= Ngô Thế Linh =

South Vietnamese colonel (1928–1999)

Ngô Thế Linh (born 6 December 1928, Hà Tĩnh Province, Vietnam, French Indochina – died 25 February 1999) was a colonel in the Army of the Republic of Vietnam (ARVN), South Vietnam. He was the first Commander of Coastal Security Service (CSS). He was the commander of South Vietnam's Special Forces.

Linh graduated from Thủ Đức Military Infantry Officer Academy, Class Number 3 (in 1952) with General Nguyễn Khoa Nam. During the next twenty three years of service, he held key positions in Presidential Liaisons Services, Strategic Technical Directorate of the South Vietnamese Army. He was in charge of many important clandestine missions by land, by air and by sea to North Vietnam.

==Emigration and death==
After the fall of Saigon in April 1975, Colonel Linh came to the United States with his family. They resided in San Jose, California.
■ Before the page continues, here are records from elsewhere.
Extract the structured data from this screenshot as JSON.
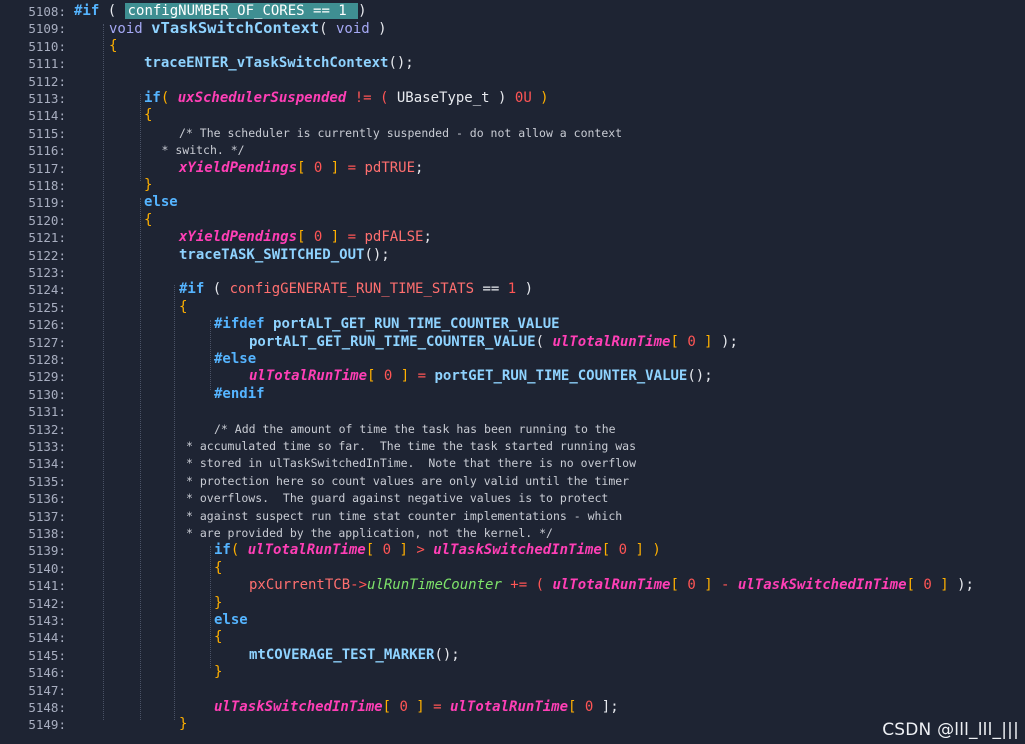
{
  "lines": [
    {
      "n": "5108:",
      "i": 0,
      "t": [
        [
          "#if",
          "pp"
        ],
        [
          " ( ",
          "plain"
        ],
        [
          "configNUMBER_OF_CORES == 1 ",
          "hl"
        ],
        [
          ")",
          "plain"
        ]
      ]
    },
    {
      "n": "5109:",
      "i": 1,
      "t": [
        [
          "void",
          "kw"
        ],
        [
          " ",
          "plain"
        ],
        [
          "vTaskSwitchContext",
          "fnbig"
        ],
        [
          "( ",
          "plain"
        ],
        [
          "void",
          "kw"
        ],
        [
          " )",
          "plain"
        ]
      ]
    },
    {
      "n": "5110:",
      "i": 1,
      "t": [
        [
          "{",
          "br"
        ]
      ]
    },
    {
      "n": "5111:",
      "i": 2,
      "t": [
        [
          "traceENTER_vTaskSwitchContext",
          "fn"
        ],
        [
          "();",
          "plain"
        ]
      ]
    },
    {
      "n": "5112:",
      "i": 2,
      "t": []
    },
    {
      "n": "5113:",
      "i": 2,
      "t": [
        [
          "if",
          "pp"
        ],
        [
          "( ",
          "br"
        ],
        [
          "uxSchedulerSuspended",
          "var"
        ],
        [
          " != ( ",
          "op"
        ],
        [
          "UBaseType_t",
          "plain"
        ],
        [
          " ) ",
          "plain"
        ],
        [
          "0U",
          "num"
        ],
        [
          " )",
          "br"
        ]
      ]
    },
    {
      "n": "5114:",
      "i": 2,
      "t": [
        [
          "{",
          "br"
        ]
      ]
    },
    {
      "n": "5115:",
      "i": 3,
      "t": [
        [
          "/* The scheduler is currently suspended - do not allow a context",
          "cm"
        ]
      ]
    },
    {
      "n": "5116:",
      "i": 2.5,
      "t": [
        [
          "* switch. */",
          "cm"
        ]
      ]
    },
    {
      "n": "5117:",
      "i": 3,
      "t": [
        [
          "xYieldPendings",
          "var"
        ],
        [
          "[ ",
          "br"
        ],
        [
          "0",
          "num"
        ],
        [
          " ]",
          "br"
        ],
        [
          " = ",
          "op"
        ],
        [
          "pdTRUE",
          "macro"
        ],
        [
          ";",
          "plain"
        ]
      ]
    },
    {
      "n": "5118:",
      "i": 2,
      "t": [
        [
          "}",
          "br"
        ]
      ]
    },
    {
      "n": "5119:",
      "i": 2,
      "t": [
        [
          "else",
          "pp"
        ]
      ]
    },
    {
      "n": "5120:",
      "i": 2,
      "t": [
        [
          "{",
          "br"
        ]
      ]
    },
    {
      "n": "5121:",
      "i": 3,
      "t": [
        [
          "xYieldPendings",
          "var"
        ],
        [
          "[ ",
          "br"
        ],
        [
          "0",
          "num"
        ],
        [
          " ]",
          "br"
        ],
        [
          " = ",
          "op"
        ],
        [
          "pdFALSE",
          "macro"
        ],
        [
          ";",
          "plain"
        ]
      ]
    },
    {
      "n": "5122:",
      "i": 3,
      "t": [
        [
          "traceTASK_SWITCHED_OUT",
          "fn"
        ],
        [
          "();",
          "plain"
        ]
      ]
    },
    {
      "n": "5123:",
      "i": 3,
      "t": []
    },
    {
      "n": "5124:",
      "i": 3,
      "t": [
        [
          "#if",
          "pp"
        ],
        [
          " ( ",
          "plain"
        ],
        [
          "configGENERATE_RUN_TIME_STATS",
          "macro"
        ],
        [
          " == ",
          "plain"
        ],
        [
          "1",
          "num"
        ],
        [
          " )",
          "plain"
        ]
      ]
    },
    {
      "n": "5125:",
      "i": 3,
      "t": [
        [
          "{",
          "br"
        ]
      ]
    },
    {
      "n": "5126:",
      "i": 4,
      "t": [
        [
          "#ifdef",
          "pp"
        ],
        [
          " ",
          "plain"
        ],
        [
          "portALT_GET_RUN_TIME_COUNTER_VALUE",
          "fn"
        ]
      ]
    },
    {
      "n": "5127:",
      "i": 5,
      "t": [
        [
          "portALT_GET_RUN_TIME_COUNTER_VALUE",
          "fn"
        ],
        [
          "( ",
          "plain"
        ],
        [
          "ulTotalRunTime",
          "var"
        ],
        [
          "[ ",
          "br"
        ],
        [
          "0",
          "num"
        ],
        [
          " ]",
          "br"
        ],
        [
          " );",
          "plain"
        ]
      ]
    },
    {
      "n": "5128:",
      "i": 4,
      "t": [
        [
          "#else",
          "pp"
        ]
      ]
    },
    {
      "n": "5129:",
      "i": 5,
      "t": [
        [
          "ulTotalRunTime",
          "var"
        ],
        [
          "[ ",
          "br"
        ],
        [
          "0",
          "num"
        ],
        [
          " ]",
          "br"
        ],
        [
          " = ",
          "op"
        ],
        [
          "portGET_RUN_TIME_COUNTER_VALUE",
          "fn"
        ],
        [
          "();",
          "plain"
        ]
      ]
    },
    {
      "n": "5130:",
      "i": 4,
      "t": [
        [
          "#endif",
          "pp"
        ]
      ]
    },
    {
      "n": "5131:",
      "i": 4,
      "t": []
    },
    {
      "n": "5132:",
      "i": 4,
      "t": [
        [
          "/* Add the amount of time the task has been running to the",
          "cm"
        ]
      ]
    },
    {
      "n": "5133:",
      "i": 3.2,
      "t": [
        [
          "* accumulated time so far.  The time the task started running was",
          "cm"
        ]
      ]
    },
    {
      "n": "5134:",
      "i": 3.2,
      "t": [
        [
          "* stored in ulTaskSwitchedInTime.  Note that there is no overflow",
          "cm"
        ]
      ]
    },
    {
      "n": "5135:",
      "i": 3.2,
      "t": [
        [
          "* protection here so count values are only valid until the timer",
          "cm"
        ]
      ]
    },
    {
      "n": "5136:",
      "i": 3.2,
      "t": [
        [
          "* overflows.  The guard against negative values is to protect",
          "cm"
        ]
      ]
    },
    {
      "n": "5137:",
      "i": 3.2,
      "t": [
        [
          "* against suspect run time stat counter implementations - which",
          "cm"
        ]
      ]
    },
    {
      "n": "5138:",
      "i": 3.2,
      "t": [
        [
          "* are provided by the application, not the kernel. */",
          "cm"
        ]
      ]
    },
    {
      "n": "5139:",
      "i": 4,
      "t": [
        [
          "if",
          "pp"
        ],
        [
          "( ",
          "br"
        ],
        [
          "ulTotalRunTime",
          "var"
        ],
        [
          "[ ",
          "br"
        ],
        [
          "0",
          "num"
        ],
        [
          " ]",
          "br"
        ],
        [
          " > ",
          "op"
        ],
        [
          "ulTaskSwitchedInTime",
          "var"
        ],
        [
          "[ ",
          "br"
        ],
        [
          "0",
          "num"
        ],
        [
          " ]",
          "br"
        ],
        [
          " )",
          "br"
        ]
      ]
    },
    {
      "n": "5140:",
      "i": 4,
      "t": [
        [
          "{",
          "br"
        ]
      ]
    },
    {
      "n": "5141:",
      "i": 5,
      "t": [
        [
          "pxCurrentTCB",
          "macro"
        ],
        [
          "->",
          "op"
        ],
        [
          "ulRunTimeCounter",
          "member"
        ],
        [
          " += ( ",
          "op"
        ],
        [
          "ulTotalRunTime",
          "var"
        ],
        [
          "[ ",
          "br"
        ],
        [
          "0",
          "num"
        ],
        [
          " ]",
          "br"
        ],
        [
          " - ",
          "op"
        ],
        [
          "ulTaskSwitchedInTime",
          "var"
        ],
        [
          "[ ",
          "br"
        ],
        [
          "0",
          "num"
        ],
        [
          " ]",
          "br"
        ],
        [
          " );",
          "plain"
        ]
      ]
    },
    {
      "n": "5142:",
      "i": 4,
      "t": [
        [
          "}",
          "br"
        ]
      ]
    },
    {
      "n": "5143:",
      "i": 4,
      "t": [
        [
          "else",
          "pp"
        ]
      ]
    },
    {
      "n": "5144:",
      "i": 4,
      "t": [
        [
          "{",
          "br"
        ]
      ]
    },
    {
      "n": "5145:",
      "i": 5,
      "t": [
        [
          "mtCOVERAGE_TEST_MARKER",
          "fn"
        ],
        [
          "();",
          "plain"
        ]
      ]
    },
    {
      "n": "5146:",
      "i": 4,
      "t": [
        [
          "}",
          "br"
        ]
      ]
    },
    {
      "n": "5147:",
      "i": 4,
      "t": []
    },
    {
      "n": "5148:",
      "i": 4,
      "t": [
        [
          "ulTaskSwitchedInTime",
          "var"
        ],
        [
          "[ ",
          "br"
        ],
        [
          "0",
          "num"
        ],
        [
          " ]",
          "br"
        ],
        [
          " = ",
          "op"
        ],
        [
          "ulTotalRunTime",
          "var"
        ],
        [
          "[ ",
          "br"
        ],
        [
          "0",
          "num"
        ],
        [
          " ];",
          "plain"
        ]
      ]
    },
    {
      "n": "5149:",
      "i": 3,
      "t": [
        [
          "}",
          "br"
        ]
      ]
    }
  ],
  "colors": {
    "background": "#1e2433",
    "line_number": "#a8aec0",
    "preprocessor": "#55b4ff",
    "function": "#8fd3ff",
    "variable": "#ff3fb6",
    "macro": "#ff6f6f",
    "bracket": "#ffb000",
    "number": "#ff5555",
    "member": "#7ee26a",
    "comment": "#c9ccd4",
    "highlight": "#3f8f92"
  },
  "watermark": "CSDN @lll_lll_|||"
}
Line died on 25 February 1999, aged 70.

==Family==
His grandfather, it is claimed, was in charge of ruling Vietnam for six months while Emperor Hàm Nghi was sent away and was under arrest by the French. Prime Minister Hoang resigned his post and retired early because he disagreed with the French Indochinese policy. A cousin was Cardinal François Xavier Nguyễn Văn Thuận of Huế. It is also claimed that his wife is a younger sister of John-Baptiste Nguyễn Bửu Đồng, a great grand-grandson of Emperor Minh Mang.